Institute for Social Policy and Understanding (ISPU) di Washington tahun 2016 dalam sebuah laporannya ketika menganalisa respon media terhadap kekerasan ideologi di Amerika dengan transparan menjelaskan, " Media AS berusaha mencitrakan dan mempropagandakan aksi kekerasan Muslim di banding dengan non muslim secara berlebih-kebihan serta membesar-besarkan kelainan prilaku sejumlah muslim."

 

Laporan ini terkait kekerasan polisi AS menyebutkan, 25 persen polisi mengakui patner kerja mereka dari kulit putih lebih banyak melakukan kekerasan terhadap minoritas (etnis Muslim).
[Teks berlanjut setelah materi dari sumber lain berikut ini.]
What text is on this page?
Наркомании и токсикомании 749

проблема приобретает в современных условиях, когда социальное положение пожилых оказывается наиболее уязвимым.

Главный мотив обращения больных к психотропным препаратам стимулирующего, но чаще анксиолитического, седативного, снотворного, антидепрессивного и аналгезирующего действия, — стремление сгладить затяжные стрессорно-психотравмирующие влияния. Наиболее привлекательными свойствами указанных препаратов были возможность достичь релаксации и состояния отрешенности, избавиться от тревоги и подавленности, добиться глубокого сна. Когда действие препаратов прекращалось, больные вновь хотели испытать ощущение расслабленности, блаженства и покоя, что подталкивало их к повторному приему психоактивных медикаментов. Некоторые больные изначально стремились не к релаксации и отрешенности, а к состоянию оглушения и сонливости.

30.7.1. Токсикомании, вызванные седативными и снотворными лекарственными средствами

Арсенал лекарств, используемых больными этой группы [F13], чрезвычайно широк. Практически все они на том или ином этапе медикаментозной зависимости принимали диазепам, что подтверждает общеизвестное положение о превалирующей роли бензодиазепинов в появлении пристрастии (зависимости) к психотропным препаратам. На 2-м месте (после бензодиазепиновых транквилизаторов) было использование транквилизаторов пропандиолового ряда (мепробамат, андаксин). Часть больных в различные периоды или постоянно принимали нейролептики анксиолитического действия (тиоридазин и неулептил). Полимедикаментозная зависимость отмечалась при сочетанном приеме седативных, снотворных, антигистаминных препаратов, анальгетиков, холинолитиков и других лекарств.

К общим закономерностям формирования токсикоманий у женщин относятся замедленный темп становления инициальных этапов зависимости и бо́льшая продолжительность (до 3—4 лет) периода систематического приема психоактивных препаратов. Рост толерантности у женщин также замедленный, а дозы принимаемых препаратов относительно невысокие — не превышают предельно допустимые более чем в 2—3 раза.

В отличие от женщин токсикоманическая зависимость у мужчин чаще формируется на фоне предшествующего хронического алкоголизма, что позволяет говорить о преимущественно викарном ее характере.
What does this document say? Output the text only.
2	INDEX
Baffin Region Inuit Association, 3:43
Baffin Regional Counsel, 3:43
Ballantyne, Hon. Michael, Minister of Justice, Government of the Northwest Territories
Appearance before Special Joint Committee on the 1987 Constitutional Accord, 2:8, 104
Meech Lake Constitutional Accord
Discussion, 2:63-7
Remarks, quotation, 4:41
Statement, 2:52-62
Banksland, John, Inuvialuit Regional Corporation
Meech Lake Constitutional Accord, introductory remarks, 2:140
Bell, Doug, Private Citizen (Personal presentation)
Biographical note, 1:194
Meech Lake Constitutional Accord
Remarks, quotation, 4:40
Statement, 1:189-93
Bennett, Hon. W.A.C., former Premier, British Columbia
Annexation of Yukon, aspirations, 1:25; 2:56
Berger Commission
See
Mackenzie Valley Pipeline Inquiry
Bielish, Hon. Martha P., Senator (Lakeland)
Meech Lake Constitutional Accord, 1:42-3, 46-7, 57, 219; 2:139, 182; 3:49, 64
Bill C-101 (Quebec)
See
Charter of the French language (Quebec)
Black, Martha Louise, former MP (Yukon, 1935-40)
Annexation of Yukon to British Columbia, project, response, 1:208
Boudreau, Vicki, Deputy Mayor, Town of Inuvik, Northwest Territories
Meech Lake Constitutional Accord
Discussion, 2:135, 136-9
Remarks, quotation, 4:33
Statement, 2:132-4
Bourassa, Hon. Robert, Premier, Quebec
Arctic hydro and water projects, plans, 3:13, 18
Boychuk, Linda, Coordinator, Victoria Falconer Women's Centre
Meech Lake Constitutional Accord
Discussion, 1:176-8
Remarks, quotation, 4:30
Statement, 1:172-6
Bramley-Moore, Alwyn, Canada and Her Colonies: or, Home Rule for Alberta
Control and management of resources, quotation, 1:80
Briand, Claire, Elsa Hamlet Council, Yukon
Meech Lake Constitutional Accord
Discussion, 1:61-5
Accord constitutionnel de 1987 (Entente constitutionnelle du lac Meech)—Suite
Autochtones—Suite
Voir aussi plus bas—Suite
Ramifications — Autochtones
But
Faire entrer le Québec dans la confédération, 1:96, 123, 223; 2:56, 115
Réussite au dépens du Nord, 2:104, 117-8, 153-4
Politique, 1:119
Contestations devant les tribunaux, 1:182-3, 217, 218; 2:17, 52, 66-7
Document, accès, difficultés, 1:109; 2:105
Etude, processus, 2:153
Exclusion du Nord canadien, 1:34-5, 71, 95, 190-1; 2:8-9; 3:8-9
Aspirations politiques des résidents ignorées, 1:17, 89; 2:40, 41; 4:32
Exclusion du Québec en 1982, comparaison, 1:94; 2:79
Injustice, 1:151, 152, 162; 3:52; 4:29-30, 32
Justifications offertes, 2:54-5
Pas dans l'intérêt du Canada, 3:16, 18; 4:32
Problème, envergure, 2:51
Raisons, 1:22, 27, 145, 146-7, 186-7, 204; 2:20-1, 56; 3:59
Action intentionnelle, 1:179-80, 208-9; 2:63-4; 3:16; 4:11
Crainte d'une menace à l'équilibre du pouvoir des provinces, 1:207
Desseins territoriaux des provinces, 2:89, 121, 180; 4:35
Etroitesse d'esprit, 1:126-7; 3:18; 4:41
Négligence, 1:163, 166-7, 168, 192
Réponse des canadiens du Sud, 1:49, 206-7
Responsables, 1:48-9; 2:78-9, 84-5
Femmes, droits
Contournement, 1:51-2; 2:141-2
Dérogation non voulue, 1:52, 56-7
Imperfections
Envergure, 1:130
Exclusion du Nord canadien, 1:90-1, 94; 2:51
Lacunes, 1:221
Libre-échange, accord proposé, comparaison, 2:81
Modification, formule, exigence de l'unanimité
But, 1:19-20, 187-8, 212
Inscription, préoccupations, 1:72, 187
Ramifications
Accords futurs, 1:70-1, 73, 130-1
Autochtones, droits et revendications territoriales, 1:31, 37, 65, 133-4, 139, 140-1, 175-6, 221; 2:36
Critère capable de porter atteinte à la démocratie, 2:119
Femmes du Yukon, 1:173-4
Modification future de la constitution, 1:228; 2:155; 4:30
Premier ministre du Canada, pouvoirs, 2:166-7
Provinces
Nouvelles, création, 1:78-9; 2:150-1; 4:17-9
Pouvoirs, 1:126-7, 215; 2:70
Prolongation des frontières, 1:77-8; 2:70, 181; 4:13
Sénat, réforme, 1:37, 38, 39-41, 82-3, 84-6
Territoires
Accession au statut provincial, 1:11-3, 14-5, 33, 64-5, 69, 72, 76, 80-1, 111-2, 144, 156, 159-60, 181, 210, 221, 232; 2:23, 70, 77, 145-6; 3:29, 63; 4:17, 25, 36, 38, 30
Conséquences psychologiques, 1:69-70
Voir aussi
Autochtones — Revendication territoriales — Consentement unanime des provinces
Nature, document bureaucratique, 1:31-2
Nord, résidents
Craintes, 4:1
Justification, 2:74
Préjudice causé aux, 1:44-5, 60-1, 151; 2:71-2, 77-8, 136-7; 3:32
Riset ini digelar di negara bagian Illinois dan 15 persen polisi di negara bagian Ohio.

 

Tak diragukan lagi tujuan utama berbagai kelompok dan elit dengan berbagai alasan memprovokasi dan menjustifikasi Islamphobia serta kekerasan terhadap etnis Muslim di masyarakat dan polisi Amerika adalah melawan laju Islam dan mengucilkan muslim di negara ini.

 

Namun langkah dan provokasi elit ini ternyata tidak sesuai dengan harapan mereka dan malah memperkuat motivasi untuk mengenal lebih besar Islam serta meningkatkan kecenderungan non muslim dan membuat komunitas muslim Amerika semakin aktif di sektor politik, sosial dan budaya.

 

Muslim Amerika, mengingat realita ini jika mereka masih ingin hidup di tengah masyarakat AS dan menciptakan masa depan yang lebih bagi bagi diri mereka serta anak-anaknya, maka mereka harus berjuang. Dengan demikian mereka mampu meredam mayoritas pergerakan dan konspirasi kelompok serta elit anti Islam melalui pencerahan terkait Islam, persatuan dan komitmen mereka terhadap nilai-nilai agamanya.